Thu, 03 September 2009

Working from home used to be a complicated affair – whether you were a home-based business or a homeworker for a large company, it often involved reams of paper, boxes and files, not always having the correct information to hand and difficulties with customers and colleagues contacting you.
That’s no longer the case: in today’s internet and mobile-enabled world, home-based workers and companies can operate as though they are an office, access the information they need, use the same types of systems and services as large companies and collaborate regardless of location.
In the UK, over 60 per cent of businesses are now started from home – that’s more than two million home-based companies, with over 1,400 new ones launched per week. Home businesses now account for more than a quarter (28 per cent) of the UK’s employment, and everyone is getting in on the action – from the young to 50s to stay-at-home parents.
Basing yourself at home is a great way to start a business, but is also a great way to grow your company – by offering employees the opportunity to work from home, on a part or fulltime basis.
The benefits of working from home
At a time when office space is at a premium, home working eliminates the costly overheads of renting or buying property, In addition, we’re in an age where we are increasingly conscious of our effects on the environment, working from home can also avoid the pollution – not to mention the stress and discomfort – of the daily commute.

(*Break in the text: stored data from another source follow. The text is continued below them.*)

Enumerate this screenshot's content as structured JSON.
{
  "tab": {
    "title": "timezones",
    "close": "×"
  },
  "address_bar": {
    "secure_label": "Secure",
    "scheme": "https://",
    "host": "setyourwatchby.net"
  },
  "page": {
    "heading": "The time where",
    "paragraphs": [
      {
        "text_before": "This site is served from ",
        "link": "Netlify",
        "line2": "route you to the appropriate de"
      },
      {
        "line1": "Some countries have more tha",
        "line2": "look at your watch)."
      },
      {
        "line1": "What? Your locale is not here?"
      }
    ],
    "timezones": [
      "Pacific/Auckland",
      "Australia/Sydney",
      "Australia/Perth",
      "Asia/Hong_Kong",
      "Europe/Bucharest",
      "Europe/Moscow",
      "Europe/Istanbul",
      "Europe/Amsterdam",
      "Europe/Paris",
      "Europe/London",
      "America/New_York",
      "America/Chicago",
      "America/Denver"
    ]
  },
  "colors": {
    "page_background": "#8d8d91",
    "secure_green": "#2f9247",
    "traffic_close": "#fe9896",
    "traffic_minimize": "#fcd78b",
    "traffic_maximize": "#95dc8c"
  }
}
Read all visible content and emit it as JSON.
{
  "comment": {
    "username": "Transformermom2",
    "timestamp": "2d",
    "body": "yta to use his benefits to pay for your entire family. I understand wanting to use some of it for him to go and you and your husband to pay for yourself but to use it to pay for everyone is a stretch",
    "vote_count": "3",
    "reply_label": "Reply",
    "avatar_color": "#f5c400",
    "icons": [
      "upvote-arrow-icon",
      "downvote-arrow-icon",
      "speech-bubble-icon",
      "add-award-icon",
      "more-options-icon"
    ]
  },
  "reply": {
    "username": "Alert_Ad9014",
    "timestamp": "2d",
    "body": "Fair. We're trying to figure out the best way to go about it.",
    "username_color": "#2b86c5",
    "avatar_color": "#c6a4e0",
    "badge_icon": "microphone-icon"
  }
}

But being home-based is more than that: it also means you can work when and where it suits you – without being constrained by nine-to-five or time zones – creating a better work-life balance.
Providing you approach it in the right way, in terms of time management and equipment, a home office can support a business that works around you – while allowing you a potentially unlimited reach and scope
Getting started
Get the technology right
The first and most important consideration for any company should be around communications. Remote workers need to be contactable during their working day via a range of media, including telephone and email.
As a result, they need a landline, mobile and internet connection at the very least. This will allow them to easily keep in touch with clients and colleagues, and continue to work as an integral part of the team.
At the current time, a broadband connection is the most critical. Not only does it provide home-based workers with high-speed surfing capabilities and faster email, it also opens up a range of tools making the life of a home or remote worker easier.
Broadband allows users to securely access hosted software and services, such as collaboration and business admin tools, as well as link to servers or networks.
Set up your home office properly
Your home office should be just that – an office at home. It is no good putting a laptop and phone on your kitchen table and expecting to be productive. In order to work effectively, you need to have a dedicated working space, away from children, pets, family or housemates. You also need to move anything that may distract you.
Know how you work
Working from home is a great opportunity to be as flexible as possible. Instead of being constrained by conventional work hours, you can choose when you’re most productive or when it’s the bst time for your contacts. Liaising with a client in California, for example, is no longer a problem as work hours are entirely yours to choose.
Keep in touch
One of the biggest shocks about working remotely is the lack of direct contact with customers, partners and colleagues, so make sure you’re in regular contact with the people via telephone, instant messenger and email.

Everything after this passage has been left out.